Points de suspension

Elle avait choisi les mots un à un.
Quelques mots doux, qu'elle tissait en voile de soie.
Qui se poserait sur sa peau.
Quelques mots durs, qu'elle égrenait en collier.
Qui enserrerait son cou.
Elle déposa ses mots au ciel béant. En points de suspension. Et attendit. Que les vent vienne les ensouffler. Ses points de suspension, d'interrogation. Les entourbillonner. Les virgules et les petits points, les blancs et les lettres. En musique qui la ferait rêver et tournoyer. Elle attendit. Longtemps. Levant ses yeux grands ouverts vers le ciel béant et immobile.
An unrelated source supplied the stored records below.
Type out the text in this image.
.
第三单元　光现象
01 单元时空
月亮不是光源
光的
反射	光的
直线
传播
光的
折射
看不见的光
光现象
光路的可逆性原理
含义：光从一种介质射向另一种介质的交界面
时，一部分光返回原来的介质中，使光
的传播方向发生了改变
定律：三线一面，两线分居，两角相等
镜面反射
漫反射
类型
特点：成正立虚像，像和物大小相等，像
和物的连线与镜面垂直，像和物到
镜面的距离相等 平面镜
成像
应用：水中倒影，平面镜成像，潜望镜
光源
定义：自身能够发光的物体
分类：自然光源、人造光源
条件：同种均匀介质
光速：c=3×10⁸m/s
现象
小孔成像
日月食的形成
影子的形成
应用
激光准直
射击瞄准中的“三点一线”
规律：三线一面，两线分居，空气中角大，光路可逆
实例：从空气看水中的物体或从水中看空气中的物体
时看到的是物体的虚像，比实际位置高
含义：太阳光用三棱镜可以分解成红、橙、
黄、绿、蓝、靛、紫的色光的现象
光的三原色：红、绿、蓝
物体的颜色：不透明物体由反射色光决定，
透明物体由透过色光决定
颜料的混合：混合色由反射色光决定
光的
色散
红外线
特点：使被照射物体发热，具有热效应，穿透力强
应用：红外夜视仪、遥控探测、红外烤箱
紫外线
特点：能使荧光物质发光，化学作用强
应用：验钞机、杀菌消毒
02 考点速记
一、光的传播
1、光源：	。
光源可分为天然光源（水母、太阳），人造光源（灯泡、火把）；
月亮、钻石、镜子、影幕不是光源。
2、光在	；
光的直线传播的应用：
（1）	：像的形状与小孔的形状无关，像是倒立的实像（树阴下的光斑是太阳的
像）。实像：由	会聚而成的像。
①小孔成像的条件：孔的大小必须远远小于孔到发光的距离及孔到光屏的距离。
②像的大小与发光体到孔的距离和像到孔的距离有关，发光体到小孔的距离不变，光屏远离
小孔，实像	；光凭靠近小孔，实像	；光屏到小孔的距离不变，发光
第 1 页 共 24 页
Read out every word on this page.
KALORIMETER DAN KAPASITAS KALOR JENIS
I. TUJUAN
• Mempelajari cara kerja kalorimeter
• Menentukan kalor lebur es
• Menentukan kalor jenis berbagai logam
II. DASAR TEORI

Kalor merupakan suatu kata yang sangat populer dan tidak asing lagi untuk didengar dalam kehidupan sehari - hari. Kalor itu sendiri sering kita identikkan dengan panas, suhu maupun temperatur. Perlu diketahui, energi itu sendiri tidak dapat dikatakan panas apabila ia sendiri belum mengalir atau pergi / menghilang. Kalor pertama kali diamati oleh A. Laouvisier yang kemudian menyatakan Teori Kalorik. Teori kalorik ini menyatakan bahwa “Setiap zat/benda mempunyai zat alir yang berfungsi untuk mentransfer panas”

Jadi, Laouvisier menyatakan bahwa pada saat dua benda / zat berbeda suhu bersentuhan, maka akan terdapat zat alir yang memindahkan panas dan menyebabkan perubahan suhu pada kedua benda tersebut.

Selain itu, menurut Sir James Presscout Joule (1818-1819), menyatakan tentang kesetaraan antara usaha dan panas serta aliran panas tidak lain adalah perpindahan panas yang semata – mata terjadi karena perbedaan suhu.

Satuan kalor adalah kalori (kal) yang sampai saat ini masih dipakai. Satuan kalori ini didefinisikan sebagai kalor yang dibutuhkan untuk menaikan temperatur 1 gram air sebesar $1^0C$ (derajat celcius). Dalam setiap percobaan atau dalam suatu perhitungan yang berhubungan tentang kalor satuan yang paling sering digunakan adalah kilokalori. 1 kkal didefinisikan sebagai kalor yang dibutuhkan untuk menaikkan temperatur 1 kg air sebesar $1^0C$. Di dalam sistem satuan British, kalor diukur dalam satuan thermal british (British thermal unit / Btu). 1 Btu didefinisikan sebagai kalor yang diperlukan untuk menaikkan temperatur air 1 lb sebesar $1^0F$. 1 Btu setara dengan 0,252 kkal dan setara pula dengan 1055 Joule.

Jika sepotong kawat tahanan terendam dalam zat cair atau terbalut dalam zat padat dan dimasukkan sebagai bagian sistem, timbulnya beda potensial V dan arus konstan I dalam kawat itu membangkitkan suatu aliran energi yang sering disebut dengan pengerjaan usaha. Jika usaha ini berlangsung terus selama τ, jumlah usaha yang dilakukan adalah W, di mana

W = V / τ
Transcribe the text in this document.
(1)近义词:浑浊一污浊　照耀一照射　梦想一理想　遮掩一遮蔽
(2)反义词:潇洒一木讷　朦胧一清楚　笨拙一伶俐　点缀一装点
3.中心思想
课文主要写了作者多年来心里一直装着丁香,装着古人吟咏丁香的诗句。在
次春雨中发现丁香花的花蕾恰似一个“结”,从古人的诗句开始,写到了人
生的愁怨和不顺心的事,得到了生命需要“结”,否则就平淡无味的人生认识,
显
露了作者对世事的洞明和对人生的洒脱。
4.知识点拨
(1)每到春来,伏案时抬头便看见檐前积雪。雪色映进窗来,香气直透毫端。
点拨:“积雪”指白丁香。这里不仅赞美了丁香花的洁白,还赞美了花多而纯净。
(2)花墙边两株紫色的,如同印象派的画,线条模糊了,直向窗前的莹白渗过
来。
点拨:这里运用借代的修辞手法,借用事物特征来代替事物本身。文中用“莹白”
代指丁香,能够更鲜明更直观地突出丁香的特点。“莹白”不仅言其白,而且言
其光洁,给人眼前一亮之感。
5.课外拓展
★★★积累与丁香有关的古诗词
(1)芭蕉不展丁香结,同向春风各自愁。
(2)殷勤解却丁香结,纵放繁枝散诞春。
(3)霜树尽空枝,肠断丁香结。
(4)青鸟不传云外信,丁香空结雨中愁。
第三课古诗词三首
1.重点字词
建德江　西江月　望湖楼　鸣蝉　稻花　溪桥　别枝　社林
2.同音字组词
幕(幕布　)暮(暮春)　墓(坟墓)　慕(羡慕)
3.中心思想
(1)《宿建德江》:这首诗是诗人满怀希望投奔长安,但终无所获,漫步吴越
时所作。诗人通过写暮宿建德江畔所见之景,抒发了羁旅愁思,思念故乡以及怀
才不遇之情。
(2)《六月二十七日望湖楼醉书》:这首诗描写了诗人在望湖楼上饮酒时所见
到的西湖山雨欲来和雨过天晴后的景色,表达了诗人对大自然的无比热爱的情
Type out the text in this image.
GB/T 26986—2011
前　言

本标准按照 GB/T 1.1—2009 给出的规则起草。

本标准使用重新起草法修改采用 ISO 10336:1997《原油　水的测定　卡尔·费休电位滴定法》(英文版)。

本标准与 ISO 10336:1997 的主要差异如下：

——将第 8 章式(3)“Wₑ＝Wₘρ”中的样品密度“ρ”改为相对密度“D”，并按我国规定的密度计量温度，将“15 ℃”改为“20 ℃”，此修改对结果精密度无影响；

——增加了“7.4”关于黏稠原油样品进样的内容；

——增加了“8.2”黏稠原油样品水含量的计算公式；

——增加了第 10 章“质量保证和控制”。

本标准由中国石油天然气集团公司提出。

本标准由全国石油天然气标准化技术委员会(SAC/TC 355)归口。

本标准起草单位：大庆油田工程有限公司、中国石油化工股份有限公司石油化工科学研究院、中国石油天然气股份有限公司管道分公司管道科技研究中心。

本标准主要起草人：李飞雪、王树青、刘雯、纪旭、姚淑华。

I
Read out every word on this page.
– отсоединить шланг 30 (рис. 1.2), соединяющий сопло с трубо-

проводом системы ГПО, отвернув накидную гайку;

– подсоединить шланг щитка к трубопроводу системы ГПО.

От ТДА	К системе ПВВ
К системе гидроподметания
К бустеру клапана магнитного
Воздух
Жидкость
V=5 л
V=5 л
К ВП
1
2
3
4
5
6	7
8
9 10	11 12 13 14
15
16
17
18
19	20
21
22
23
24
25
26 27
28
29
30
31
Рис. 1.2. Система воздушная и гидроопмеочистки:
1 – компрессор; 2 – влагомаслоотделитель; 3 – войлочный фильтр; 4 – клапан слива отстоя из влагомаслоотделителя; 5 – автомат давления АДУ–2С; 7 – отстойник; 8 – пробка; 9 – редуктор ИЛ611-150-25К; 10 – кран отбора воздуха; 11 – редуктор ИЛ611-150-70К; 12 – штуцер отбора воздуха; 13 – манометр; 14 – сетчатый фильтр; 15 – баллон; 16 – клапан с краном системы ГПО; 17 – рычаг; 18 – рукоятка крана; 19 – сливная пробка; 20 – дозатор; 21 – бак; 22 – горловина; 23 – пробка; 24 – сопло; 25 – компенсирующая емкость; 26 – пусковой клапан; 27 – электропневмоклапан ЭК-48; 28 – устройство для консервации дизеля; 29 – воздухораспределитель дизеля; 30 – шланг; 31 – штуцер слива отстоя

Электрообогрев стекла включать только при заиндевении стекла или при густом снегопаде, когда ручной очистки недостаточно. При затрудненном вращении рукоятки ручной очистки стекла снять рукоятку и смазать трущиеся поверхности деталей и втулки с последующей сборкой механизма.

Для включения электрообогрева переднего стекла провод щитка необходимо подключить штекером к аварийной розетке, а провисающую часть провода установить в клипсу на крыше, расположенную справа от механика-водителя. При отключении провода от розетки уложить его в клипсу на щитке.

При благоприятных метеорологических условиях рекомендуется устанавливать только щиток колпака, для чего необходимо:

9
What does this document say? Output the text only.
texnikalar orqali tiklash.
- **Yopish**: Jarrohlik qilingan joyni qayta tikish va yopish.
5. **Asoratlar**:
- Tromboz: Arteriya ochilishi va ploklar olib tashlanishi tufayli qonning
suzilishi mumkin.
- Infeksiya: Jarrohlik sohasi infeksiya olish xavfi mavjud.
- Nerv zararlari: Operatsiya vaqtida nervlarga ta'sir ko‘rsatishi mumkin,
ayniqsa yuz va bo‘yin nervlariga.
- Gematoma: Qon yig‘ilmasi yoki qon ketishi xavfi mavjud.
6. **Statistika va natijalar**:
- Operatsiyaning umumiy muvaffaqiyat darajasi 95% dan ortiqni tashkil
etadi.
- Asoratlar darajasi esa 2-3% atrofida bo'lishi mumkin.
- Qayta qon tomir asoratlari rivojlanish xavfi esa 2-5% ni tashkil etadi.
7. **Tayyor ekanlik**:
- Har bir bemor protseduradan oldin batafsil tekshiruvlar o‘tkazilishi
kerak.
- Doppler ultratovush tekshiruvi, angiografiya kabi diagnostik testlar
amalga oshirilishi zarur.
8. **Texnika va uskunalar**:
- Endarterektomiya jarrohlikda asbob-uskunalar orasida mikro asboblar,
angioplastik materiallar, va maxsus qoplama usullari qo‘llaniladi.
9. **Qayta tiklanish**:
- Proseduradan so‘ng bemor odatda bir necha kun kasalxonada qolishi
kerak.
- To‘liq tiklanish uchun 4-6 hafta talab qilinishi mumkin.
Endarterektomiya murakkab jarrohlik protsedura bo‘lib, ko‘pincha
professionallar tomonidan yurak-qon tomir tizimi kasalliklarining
Elle ferma les yeux. Reprit ses mots déposés en offrande ignorée. Rageusement, entre ses deux paumes rêches de se taire, entre ses doigts noués de ne rien étreindre. Brutalement, déchira la soie, arracha le fermoir.
Un à un ils tombèrent dans la boîte. En bois blond. Un à un, se mélangèrent en silences mats. Ne voulaient plus rien dire, en embrouillaminis de points de suspension bêtement accrochés aux points d'interrogation. Ils ne chantaient plus. Se serraient les uns contre les autres. Les petits points tremblotants, les virgules soumises. Dans un silence étrange, ils se terraient. Attendaient dans le noir qu'elle soulève le couvercle de bois. 
Elle regarda la boîte.
Vissa le couvercle, pour être bien sûre qu'elle ne s'ouvrirait pas de sitôt.
Contempla ses ongles comme si rien n'était plus intéressant soudainement que ces lunes noires. Devant le ciel béant qui se taisait. Encore des mots. Ils s'étaient cachés là, décollés de sa peau en écorchures sales. Elle saisit la lime de métal, râcla en ricanant les mots perdus.
Elle s'assit devant son écran. Écrivit. Froissa ses doigts, effaça les caractères résistants. Sélectionna et écrivit en blanc sur blanc. Silences éclatants. En noir sur noir. Paroles muettes. Pour personne. Pour la page blanche de ce ciel béant. Pour les mots transparents des poèmes rêvés qu'elle ne saurait jamais noircir d'encre.
Elle choisissait les mots un à un ... en points de suspension.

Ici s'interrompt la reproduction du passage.